GrabYourPitchforks commented 3 years ago

That last response kinda provides evidence for my point that this is domain-specific, no? :) The problem as originally stated is that you wanted something appropriate for placement in URLs; but https://github.com/dotnet/runtime/issues/55290#issuecomment-875939075 shows that you actually want something that's the shortest ASCII computer-readable representation of arbitrary binary data (which doesn't need to be URL-safe); and that making something human-readable and URL-appropriate might require yet another format (like base45). But Guid.ToString is really meant to produce something that fulfills both a standard pattern and is human-readable, so it's really not the ideal place for putting this functionality.

I'm sympathetic to the problem, but since your desire is for the shortest possible representation and that you're willing to use a non-standard format to accomplish it, what's wrong with defining your own extension method?

public static string ToMinimalRepresentation(this Guid guid)
{
    Span<byte> asBytes = stackalloc byte[16];
    Guid.TryWriteBytes(asBytes);
    Span<char> asChars = stackalloc char[22];
    Base64UrlEncode(from: asBytes, to: asChars);
    return asChars.ToString(); // the one and only allocation
}
prezaei commented 3 years ago

@GrabYourPitchforks, I can certainly do this and in fact have done so. My point is this pattern is pretty common out there. From websites to HTTP headers, to logs, etc. One of the reasons is that frameworks just don't make it available/easy for all devs to use these. Open any of our logs in Kusto/Cosmos and you will be shocked that no-one has taken the time to use a shorter version for a correlation id. Why? Is it because they can't write the code? No. It is because we don't make it easy for them to use an out of the box formatter and they are busy with so many other things. A good framework is there to simplify these types of work.

Let me ask you this: Why do we have so many other format specifiers but feel hesitant to add one more that has serious and real use cases? For instance, have you ever seen a Guid in this format: {0x00000000,0x0000,0x0000,{0x00,0x00,0x00,0x00,0x00,0x00,0x00,0x00}} (that is format = X).

Another question: What is the downside of adding this format? I am totally with you that we need to have a high bar for corlib but I believe I have made a good case here with so many use cases.

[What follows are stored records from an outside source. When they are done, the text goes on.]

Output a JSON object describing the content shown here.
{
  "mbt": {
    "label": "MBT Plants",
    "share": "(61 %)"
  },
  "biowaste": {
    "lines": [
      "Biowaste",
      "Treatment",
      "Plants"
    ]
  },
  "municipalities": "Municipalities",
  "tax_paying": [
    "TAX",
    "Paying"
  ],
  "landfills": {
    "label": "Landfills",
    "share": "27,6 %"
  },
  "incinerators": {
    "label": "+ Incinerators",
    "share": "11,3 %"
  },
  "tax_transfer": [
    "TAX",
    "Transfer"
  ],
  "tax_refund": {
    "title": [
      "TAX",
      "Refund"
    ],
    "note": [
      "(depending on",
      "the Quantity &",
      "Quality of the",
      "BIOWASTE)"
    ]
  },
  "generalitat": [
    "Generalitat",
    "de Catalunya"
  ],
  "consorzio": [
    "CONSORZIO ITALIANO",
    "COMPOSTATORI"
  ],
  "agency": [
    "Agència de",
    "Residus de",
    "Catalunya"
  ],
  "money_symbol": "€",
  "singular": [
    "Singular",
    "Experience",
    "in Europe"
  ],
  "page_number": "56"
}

svick commented 3 years ago

@prezaei

The actual problem I am trying to solve right now is to pass shorter correlation id (x-correlation-id) headers between some of our Azure products. Today, we use the simple Guid.ToString("N"). That wastes bandwidth.

If you care about saving every byte of bandwidth, why are you using a globally unique identifier? Wouldn't an identifier that's unique just to your application serve you as well, while being much shorter?

On the other hand, I just googled "guid to short string" and it seems to be a relatively common problem (with base64 usually being the suggested solution).

Why do we have so many other format specifiers but feel hesitant to add one more that has serious and real use cases?

Maybe there was a reason for the other formats when they were first added. Maybe there still is. Or maybe they were a mistake. In any case, I don't that's really a justification to add one more format.

prezaei commented 3 years ago

@svick, still need something globally unique. This is not for a single application. It will potentially be used by all of Azure if I get my way. HTH

tannergooding commented 2 years ago

Agree with @GrabYourPitchforks that this seems like a very domain specific API and not something we'd be interested in expose on System.Guid directly.

Given that Guid can format to a Span<char>, Utf8Formatter can be used to format to a Span<byte>, and Base64Encoder likewise has APIs that can process a Span, you can already do this "allocation free" just potentially with an additional loop over what a custom implementation might provide/allow.